Today was one of the cases where it was really super nice.

At 8:30 am we gathered at a bus stop close to the MRT next to the office from where we were taken to a place at East Coast Park. There was breakfast (well: what Asians call breakfast – so more like an early lunch), then there were some announcements and business updates and then we got into the activities.

This time it was pottery. Hum – or let’s say a kind of pottery where you do not work with that spinning disc but more like a toddler with play-do. Still very nice and our team had lots of fun to make this – erg – amazing piece of art:

Don’t make fun of it…

Lamia: This looks like something I made for my mom when I was 8!

I said: don’t make fun of it!
I presented this sculpture with a mesmerizing story and we got a lot of serious pitying kudos. The guys who guided us will put our works in an oven and later paint them for us. If everything goes well we should see them again in 3-4 weeks.

Then there was lunch and after that I went outside and… man, I had this epiphany: sometimes I’m so much distracted by so many things that I simply forget I am sitting on an island in the tropics.

How cool is it to be in Singapore! Really!
Next, the whole department took a group photo in front of this boat (I hope I’ll get the photo later and I hope I can share this here, too):

And then we formed new groups and everybody did an “Amazing Race” game. In German we would call that “Schnitzeljagd”, so it was sort of a scavenger hunt. Anyway – it was quite nice. My team’s first mission: find a guy who is willing to take off his shirt and take a photo with him.

Boy, did we deliver on that…

After that we had to collect bikes but only got them by finishing some ice cream (check!) and also completing walking on some terrible reflexology stone path (the f***!). Then we raced the bikes to a skate park to complete some physical challenges, then we went to another location along the East Coast Park where we had to collect a bunch of items and take another group photo:

Next station was a bloody difficult group challenge on a nearby jetty (you know, numbers on the floor which had to be stepped on in sequence with everybody holding hands doing it – aargh!) and then we were on our way to the final station which was a BBQ pit.

It was a tough race with the bikes (and each team had one of these “family bikes” which are really shitty to ride).
But my team made a proud second place!

The crowning mission was to take a photo of the group jump.
I really like this one! I am right there in the center:

Now we were just waiting for the other groups to arrive and for the meat and drinks to be delivered (in fact, the first groups were 1-2 hours earlier than what the organization team had expected).

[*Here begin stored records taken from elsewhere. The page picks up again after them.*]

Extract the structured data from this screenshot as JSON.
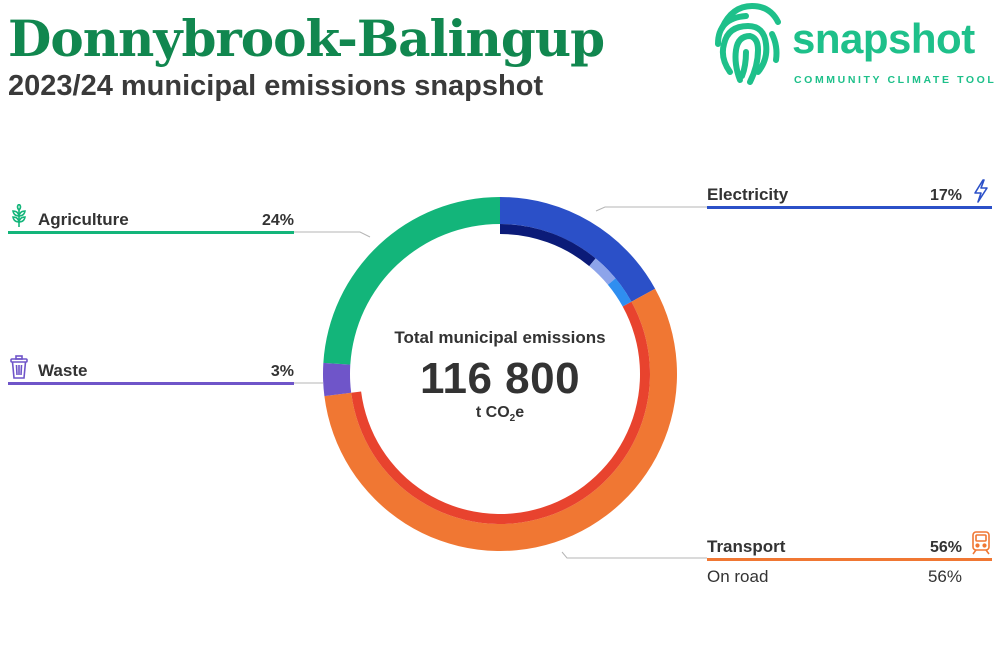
{
  "header": {
    "title": "Donnybrook-Balingup",
    "subtitle": "2023/24 municipal emissions snapshot"
  },
  "logo": {
    "word": "snapshot",
    "tagline": "COMMUNITY CLIMATE TOOL",
    "icon": "fingerprint-icon",
    "color": "#1ec08a"
  },
  "center": {
    "heading": "Total municipal emissions",
    "total": "116 800",
    "unit_prefix": "t CO",
    "unit_sub": "2",
    "unit_suffix": "e"
  },
  "categories": {
    "agriculture": {
      "label": "Agriculture",
      "pct": "24%",
      "color": "#13b57a",
      "icon": "wheat-icon"
    },
    "waste": {
      "label": "Waste",
      "pct": "3%",
      "color": "#6f55c9",
      "icon": "trash-bin-icon"
    },
    "electricity": {
      "label": "Electricity",
      "pct": "17%",
      "color": "#2b50c8",
      "icon": "lightning-icon"
    },
    "transport": {
      "label": "Transport",
      "pct": "56%",
      "color": "#f07733",
      "icon": "train-icon",
      "sub": {
        "label": "On road",
        "pct": "56%"
      }
    }
  },
  "chart_data": {
    "type": "pie",
    "style": "donut",
    "total": 116800,
    "unit": "t CO2e",
    "series": [
      {
        "name": "Electricity",
        "value": 17,
        "color": "#2b50c8",
        "inner": [
          {
            "value": 11,
            "color": "#0b1b78"
          },
          {
            "value": 3,
            "color": "#8da4ea"
          },
          {
            "value": 3,
            "color": "#2f8ef0"
          }
        ]
      },
      {
        "name": "Transport",
        "value": 56,
        "color": "#f07733",
        "inner": [
          {
            "value": 56,
            "color": "#e8432e"
          }
        ]
      },
      {
        "name": "Waste",
        "value": 3,
        "color": "#6f55c9",
        "inner": []
      },
      {
        "name": "Agriculture",
        "value": 24,
        "color": "#13b57a",
        "inner": []
      }
    ]
  }
}
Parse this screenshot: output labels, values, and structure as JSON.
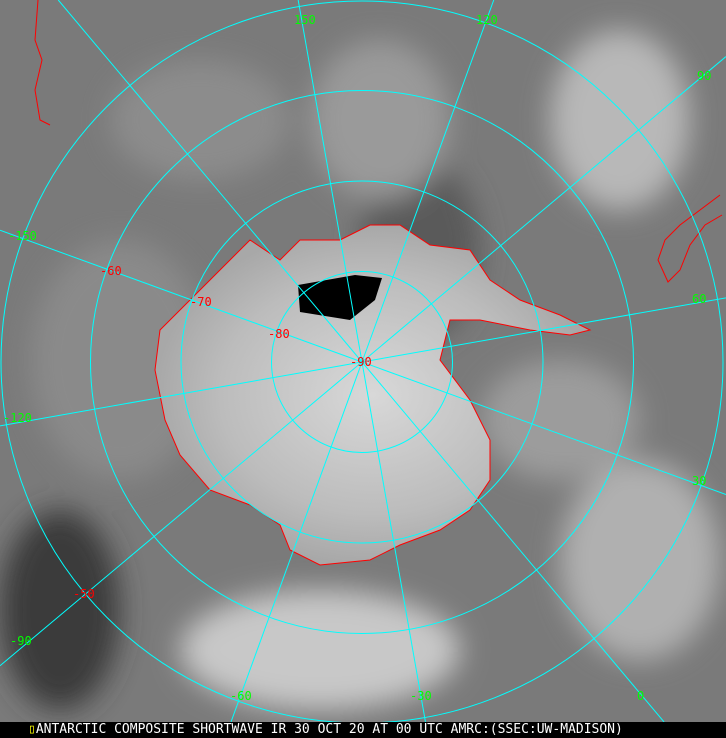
{
  "caption": "ANTARCTIC COMPOSITE SHORTWAVE IR 30 OCT 20 AT 00 UTC AMRC:(SSEC:UW-MADISON)",
  "colors": {
    "graticule": "#00ffff",
    "coastline": "#ff0000",
    "longitude_labels": "#00ff00",
    "latitude_labels": "#ff0000",
    "caption_text": "#ffffff",
    "caption_background": "#000000"
  },
  "longitude_labels": [
    "150",
    "120",
    "90",
    "60",
    "30",
    "0",
    "-30",
    "-60",
    "-90",
    "-120",
    "-150"
  ],
  "latitude_labels": [
    "-50",
    "-60",
    "-70",
    "-80",
    "-90"
  ],
  "meridians_every_deg": 30,
  "parallels": [
    -80,
    -70,
    -60,
    -50
  ]
}
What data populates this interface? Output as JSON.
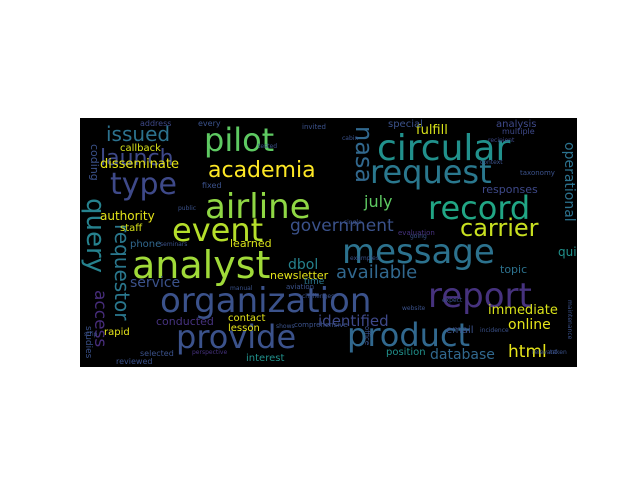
{
  "figure": {
    "words": [
      {
        "text": "organization",
        "color": "#3b528b"
      },
      {
        "text": "analyst",
        "color": "#a0da39"
      },
      {
        "text": "airline",
        "color": "#8fd744"
      },
      {
        "text": "message",
        "color": "#2c728e"
      },
      {
        "text": "provide",
        "color": "#3b528b"
      },
      {
        "text": "product",
        "color": "#31688e"
      },
      {
        "text": "report",
        "color": "#46327e"
      },
      {
        "text": "circular",
        "color": "#21918c"
      },
      {
        "text": "request",
        "color": "#2a788e"
      },
      {
        "text": "record",
        "color": "#21a685"
      },
      {
        "text": "event",
        "color": "#b5de2b"
      },
      {
        "text": "pilot",
        "color": "#5ec962"
      },
      {
        "text": "type",
        "color": "#3e4989"
      },
      {
        "text": "academia",
        "color": "#fde725"
      },
      {
        "text": "carrier",
        "color": "#c8e020"
      },
      {
        "text": "launch",
        "color": "#3e4989"
      },
      {
        "text": "issued",
        "color": "#2c728e"
      },
      {
        "text": "nasa",
        "color": "#31688e"
      },
      {
        "text": "query",
        "color": "#26828e"
      },
      {
        "text": "requestor",
        "color": "#2a788e"
      },
      {
        "text": "government",
        "color": "#3b528b"
      },
      {
        "text": "available",
        "color": "#31688e"
      },
      {
        "text": "identified",
        "color": "#3e4989"
      },
      {
        "text": "service",
        "color": "#3b528b"
      },
      {
        "text": "access",
        "color": "#472d7b"
      },
      {
        "text": "html",
        "color": "#e5e419"
      },
      {
        "text": "database",
        "color": "#31688e"
      },
      {
        "text": "online",
        "color": "#e5e419"
      },
      {
        "text": "immediate",
        "color": "#d8e219"
      },
      {
        "text": "july",
        "color": "#5ec962"
      },
      {
        "text": "fulfill",
        "color": "#d8e219"
      },
      {
        "text": "disseminate",
        "color": "#e5e419"
      },
      {
        "text": "authority",
        "color": "#e5e419"
      },
      {
        "text": "dbol",
        "color": "#26828e"
      },
      {
        "text": "newsletter",
        "color": "#e5e419"
      },
      {
        "text": "learned",
        "color": "#d8e219"
      },
      {
        "text": "quick",
        "color": "#21918c"
      },
      {
        "text": "topic",
        "color": "#2c728e"
      },
      {
        "text": "callback",
        "color": "#d8e219"
      },
      {
        "text": "rapid",
        "color": "#e5e419"
      },
      {
        "text": "position",
        "color": "#21918c"
      },
      {
        "text": "interest",
        "color": "#21918c"
      },
      {
        "text": "lesson",
        "color": "#e5e419"
      },
      {
        "text": "contact",
        "color": "#e5e419"
      },
      {
        "text": "conducted",
        "color": "#46327e"
      },
      {
        "text": "staff",
        "color": "#d8e219"
      },
      {
        "text": "phone",
        "color": "#31688e"
      },
      {
        "text": "email",
        "color": "#3b528b"
      },
      {
        "text": "responses",
        "color": "#3e4989"
      },
      {
        "text": "special",
        "color": "#3b528b"
      },
      {
        "text": "operational",
        "color": "#2c728e"
      },
      {
        "text": "analysis",
        "color": "#3e4989"
      },
      {
        "text": "coding",
        "color": "#3b528b"
      },
      {
        "text": "time",
        "color": "#2a788e"
      },
      {
        "text": "reviewed",
        "color": "#3b528b"
      },
      {
        "text": "address",
        "color": "#3e4989"
      },
      {
        "text": "every",
        "color": "#3b528b"
      },
      {
        "text": "multiple",
        "color": "#3e4989"
      },
      {
        "text": "selected",
        "color": "#3b528b"
      },
      {
        "text": "fixed",
        "color": "#3b528b"
      },
      {
        "text": "studies",
        "color": "#3b528b"
      },
      {
        "text": "taxonomy",
        "color": "#3b528b"
      },
      {
        "text": "evaluation",
        "color": "#46327e"
      },
      {
        "text": "comprehensive",
        "color": "#3b528b"
      },
      {
        "text": "examples",
        "color": "#3b528b"
      },
      {
        "text": "aviation",
        "color": "#3b528b"
      },
      {
        "text": "manual",
        "color": "#3b528b"
      },
      {
        "text": "challenges",
        "color": "#3b528b"
      },
      {
        "text": "recipient",
        "color": "#3e4989"
      },
      {
        "text": "invited",
        "color": "#3b528b"
      },
      {
        "text": "tested",
        "color": "#3b528b"
      },
      {
        "text": "public",
        "color": "#3b528b"
      },
      {
        "text": "context",
        "color": "#3b528b"
      },
      {
        "text": "website",
        "color": "#3b528b"
      },
      {
        "text": "incidence",
        "color": "#3b528b"
      },
      {
        "text": "perspective",
        "color": "#46327e"
      },
      {
        "text": "maintenance",
        "color": "#3b528b"
      },
      {
        "text": "single",
        "color": "#3b528b"
      },
      {
        "text": "cabin",
        "color": "#3b528b"
      },
      {
        "text": "going",
        "color": "#3b528b"
      },
      {
        "text": "strip",
        "color": "#3b528b"
      },
      {
        "text": "office",
        "color": "#3b528b"
      },
      {
        "text": "taken",
        "color": "#3b528b"
      },
      {
        "text": "expect",
        "color": "#3b528b"
      },
      {
        "text": "relevant",
        "color": "#3b528b"
      },
      {
        "text": "seminars",
        "color": "#3b528b"
      },
      {
        "text": "shows",
        "color": "#3b528b"
      }
    ]
  }
}
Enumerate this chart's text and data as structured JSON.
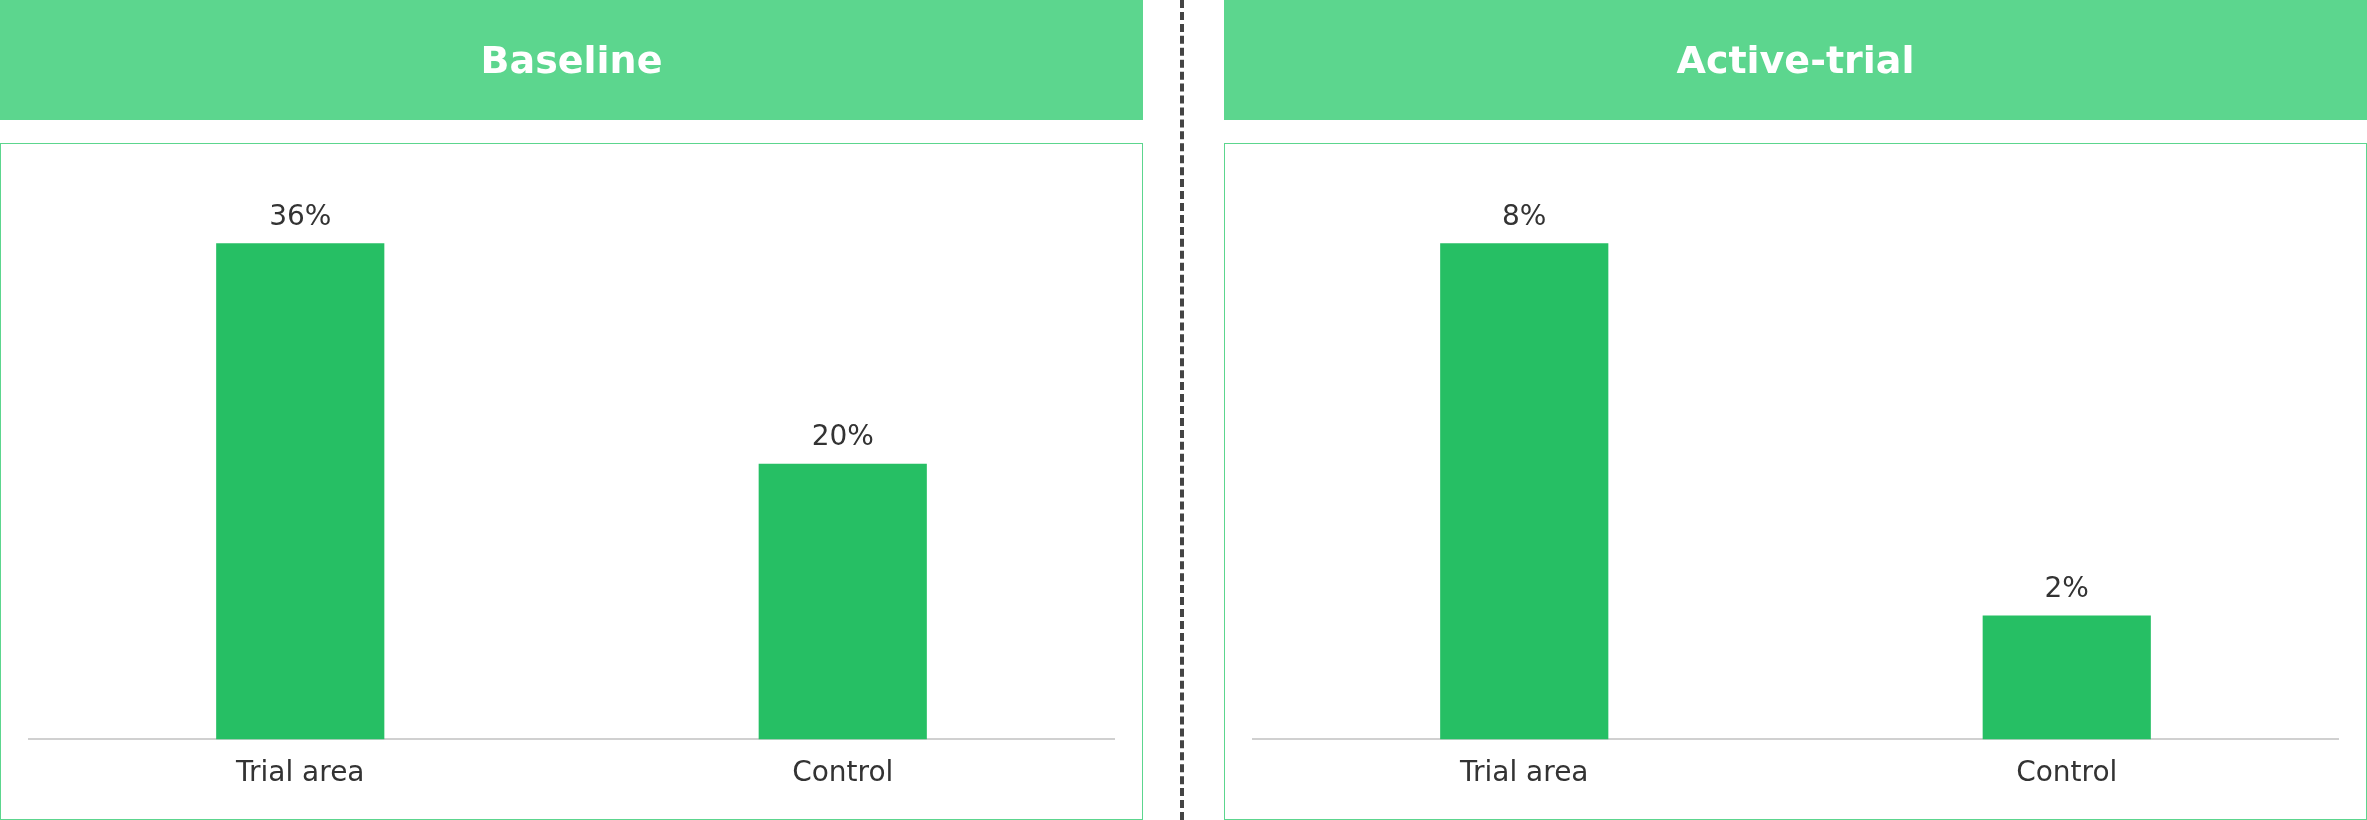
{
  "chart_data": [
    {
      "type": "bar",
      "title": "Baseline",
      "categories": [
        "Trial area",
        "Control"
      ],
      "values": [
        36,
        20
      ],
      "value_labels": [
        "36%",
        "20%"
      ],
      "color": "#26bf64",
      "grid": false,
      "legend": false,
      "tick_labels": "x"
    },
    {
      "type": "bar",
      "title": "Active-trial",
      "categories": [
        "Trial area",
        "Control"
      ],
      "values": [
        8,
        2
      ],
      "value_labels": [
        "8%",
        "2%"
      ],
      "color": "#26bf64",
      "grid": false,
      "legend": false,
      "tick_labels": "x"
    }
  ]
}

We killed the time with playing games (Gel, Krishna, Duc and I were throwing us water bottles over longer and longer distances) and taking more photos of group jumps.

I love the one below: Esther on the far left has a very special jumping style…

The food arrived eventually.
There were steaks that some of us threw on the BBQ and – bloody hell! – the  meat was absolutely amazing (from QB Food – need to keep this one in mind)! There was also Sashimi and some sausages, but nothing beat the meat! We had beer, Japanese vodka and self made wine by Raphael:

Raphael: How do you like it?
Leo: Will the answer have an impact on my career?

At one point our lead team took a group photo of what we call internally the “Pao Pao Pose”:

And of course they did their jump, too:

The locations were not special, but the food at the BBQ was excellent and we all had just loads of fun, even when we had to wait quite long for the drinks and meat to arrive. It was just a great day.

While I am currently mostly annoyed by my work, it’s activities like this which just reminds me of the great culture of the place I am working at.

I am incredibly privileged and it’s far too easy to forget that.